Paese che vai narrazione che trovi

Paese che vai narrazione che trovi

Ma perché non te ne vai? Che fai qua?!?

Alzi la mano a chi, in vita sua, non è stata rivolta questa esclamazione, camuffata da domanda?

Alzi la mano chi, in vita sua, in seguito al quesito retorico sopracitato non ha vissuto attimi di esotiche fantasie in cui per un breve momento si è immaginato altrove, alle prese con nuove sfide e nuove avventure?

Sono sicuro che non basterebbe uno stadio per contenere tutte le persone che si sono ritrovate a dover fare i conti con queste parole. Almeno una volta nella vita, ognuno di noi avrà dovuto rispondere all’inquisitore di turno. Almeno una volta nella vita ognuno di noi avrà dovuto rispondere a se stesso. Ma procediamo con ordine.

IL PERCHÉ DELLA DOMANDA

Chi vi scrive quelle parole le ha ascoltate spesso, in forme ed espressioni diverse. Parole che negli anni hanno assunto differenti suoni e flessioni: qualche volta sono state pronunciate come un consiglio fraterno, altre volte come un’esclamazione violenta, sofferente e disperata.

Sprezzata rassegnazione di una generazione, precedente o contemporanea, che di fronte agli invalicabili ostacoli non ha potuto far altro che gettare la spugna. Non ha potuto far altro che immaginare per sé una vita differente che non potrà più esserci, ma che continua ad accompagnare i pasti, gli aperitivi e le notti provinciali di molti.

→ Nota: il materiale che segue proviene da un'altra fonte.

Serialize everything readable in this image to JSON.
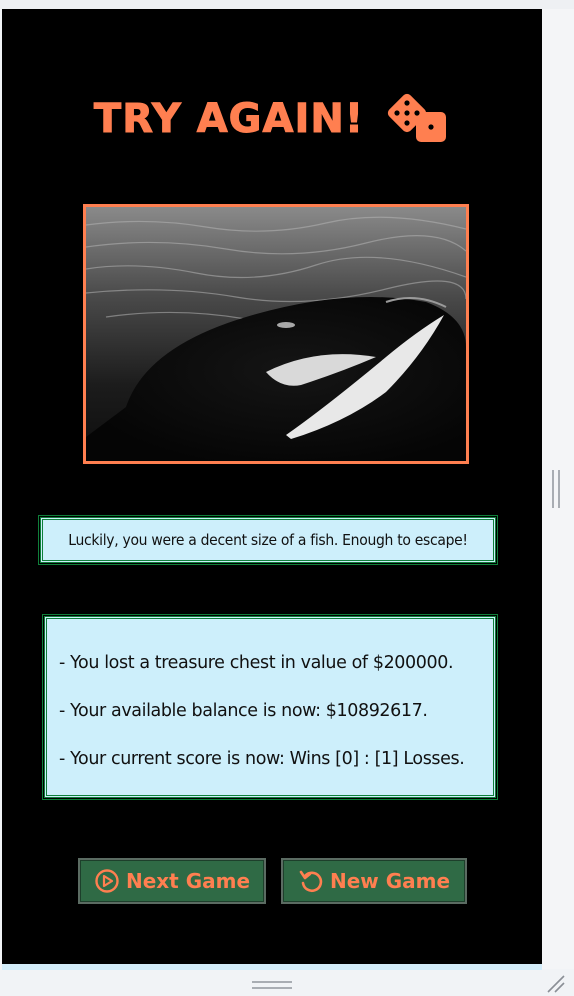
{
  "game": {
    "title": "TRY AGAIN!",
    "title_icon": "dice-icon",
    "image_alt": "orca-photo",
    "message": "Luckily, you were a decent size of a fish. Enough to escape!",
    "results": [
      "- You lost a treasure chest in value of $200000.",
      "- Your available balance is now: $10892617.",
      "- Your current score is now: Wins [0] : [1] Losses."
    ]
  },
  "buttons": {
    "next_label": "Next Game",
    "next_icon": "play-circle-icon",
    "new_label": "New Game",
    "new_icon": "rotate-icon"
  },
  "colors": {
    "accent": "#ff7f50",
    "background": "#000000",
    "panel": "#cdeffb",
    "panel_border": "#0f7f3a",
    "button_bg": "#2f6a45"
  }
}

Una rassegnazione prodotto di una narrazione distorta che riporta la provincia ad essere intesa, analizzata e vissuta come un qualcosa di unidimensionale da cui è impossibile sfuggire. Ma soprattutto la porta ad essere letta solo ed esclusivamente attraverso schemi interpretativi provenienti, e quindi funzionali, dai grandi centri.

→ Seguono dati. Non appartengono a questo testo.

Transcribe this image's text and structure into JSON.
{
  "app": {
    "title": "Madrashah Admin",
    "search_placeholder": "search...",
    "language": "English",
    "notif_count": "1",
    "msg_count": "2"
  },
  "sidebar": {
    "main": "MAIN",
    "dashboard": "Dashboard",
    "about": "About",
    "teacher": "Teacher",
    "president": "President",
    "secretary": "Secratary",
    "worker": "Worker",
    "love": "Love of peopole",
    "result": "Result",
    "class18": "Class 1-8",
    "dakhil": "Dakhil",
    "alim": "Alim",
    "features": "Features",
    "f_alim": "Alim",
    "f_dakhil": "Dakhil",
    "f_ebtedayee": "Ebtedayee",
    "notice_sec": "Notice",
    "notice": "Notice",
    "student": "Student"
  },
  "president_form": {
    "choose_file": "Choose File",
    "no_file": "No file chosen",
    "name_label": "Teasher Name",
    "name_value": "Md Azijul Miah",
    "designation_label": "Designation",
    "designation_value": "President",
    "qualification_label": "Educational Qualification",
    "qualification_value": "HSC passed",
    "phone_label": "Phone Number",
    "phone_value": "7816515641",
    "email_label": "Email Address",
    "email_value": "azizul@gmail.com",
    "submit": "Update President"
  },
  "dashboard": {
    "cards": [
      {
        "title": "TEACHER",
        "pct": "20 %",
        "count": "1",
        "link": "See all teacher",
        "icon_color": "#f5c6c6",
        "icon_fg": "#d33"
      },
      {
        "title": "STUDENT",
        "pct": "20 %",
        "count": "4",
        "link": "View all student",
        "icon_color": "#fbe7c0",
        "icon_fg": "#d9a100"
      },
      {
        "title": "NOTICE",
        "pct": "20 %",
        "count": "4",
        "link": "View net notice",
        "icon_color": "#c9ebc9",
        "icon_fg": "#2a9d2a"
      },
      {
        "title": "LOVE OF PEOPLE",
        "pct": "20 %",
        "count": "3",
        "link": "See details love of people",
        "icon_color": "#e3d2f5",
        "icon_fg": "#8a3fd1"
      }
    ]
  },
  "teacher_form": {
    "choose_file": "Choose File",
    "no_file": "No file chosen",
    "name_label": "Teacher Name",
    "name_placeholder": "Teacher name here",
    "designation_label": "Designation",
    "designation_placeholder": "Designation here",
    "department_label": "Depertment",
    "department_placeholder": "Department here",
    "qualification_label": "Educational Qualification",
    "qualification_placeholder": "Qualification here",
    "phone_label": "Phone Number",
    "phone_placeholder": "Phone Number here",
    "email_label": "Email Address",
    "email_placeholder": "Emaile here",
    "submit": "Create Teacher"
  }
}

Quindi ci ritroviamo immersi in una certa varietà di narrazioni, questo è vero, ma tutte incompatibili tra di loro e soprattutto tutte frutto di un punto di vista esterno. Si fa fede ai diversi modelli standardizzati di provincia tra cui, senz’altro quelli più comuni sono la “provincia presepe” e la “provincia meccanica”.

La prima è il risultato di anni e anni di erosione democristiana che hanno raggiunto l’apice in questi anni con la promozione e diffusione dei servizi del Tg3 regionale in cui presentano paesi e cittadine da piazze inverosimilmente gremite dove ragazze con vestiti tradizionali ballano a ritmo di musica popolare in un’orgia di dolci e piatti tipici e dove le persone festanti si ritrovano in difesa del proprio campanile.

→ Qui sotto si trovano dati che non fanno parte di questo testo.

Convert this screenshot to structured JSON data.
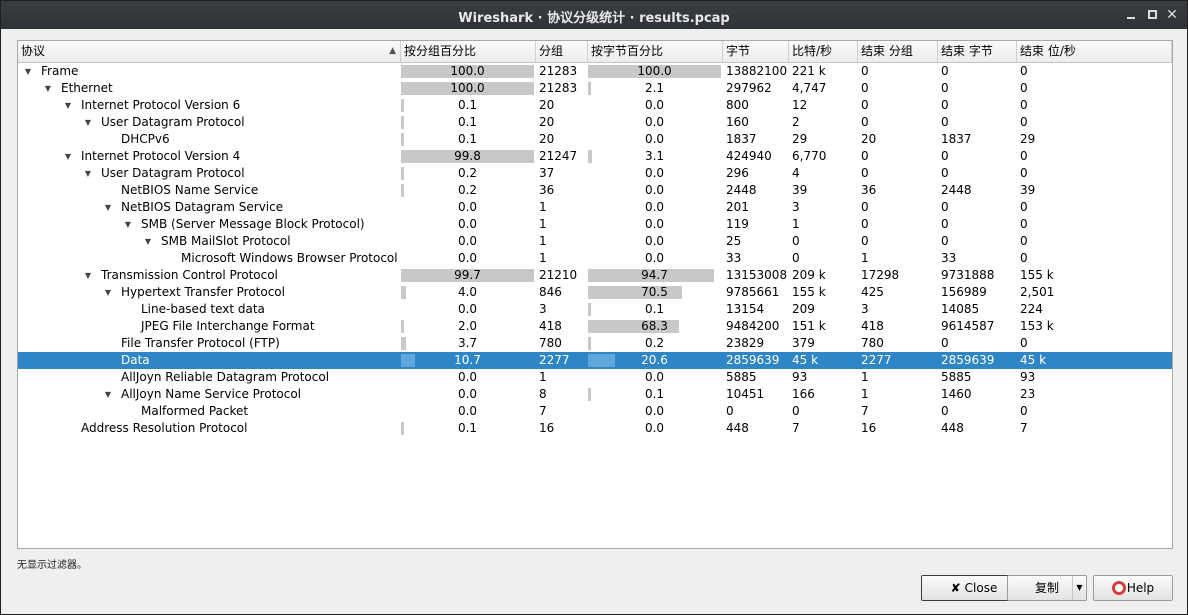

La seconda è il risultato delle trasmissioni pomeridiane dai colori accesi in cui reporter d’assalto si ritrovano catapultati nella provincia di … e nel comune di … e dove si è sempre consumato qualche efferato delitto per cui è bene concludere generalizzando che la provincia è quella parte di Italia dove si consumano le peggiori violenze.

Schiacciati da queste forme di narrazioni ci si convince, a seconda del caso, che le realtà in cui viviamo sono terre di sole e nacchare durante il sabato e la domenica e terre senza dio dal lunedì al venerdì. Schiacciati da ciò ci si convince che forse l’unica soluzione giusta è quella di lasciare casa e raggiungere altre sponde.

IL PERCHÉ DELLA RISPOSTA

Alla visione unidimensionale si contrappone un universo pieno di sfumature e difficile da definire ed interpretare attraverso una sola chiave di lettura. Lo dimostrano i 150 metri quotidiani che dividono la mia abitazione dal luogo in cui lavoro.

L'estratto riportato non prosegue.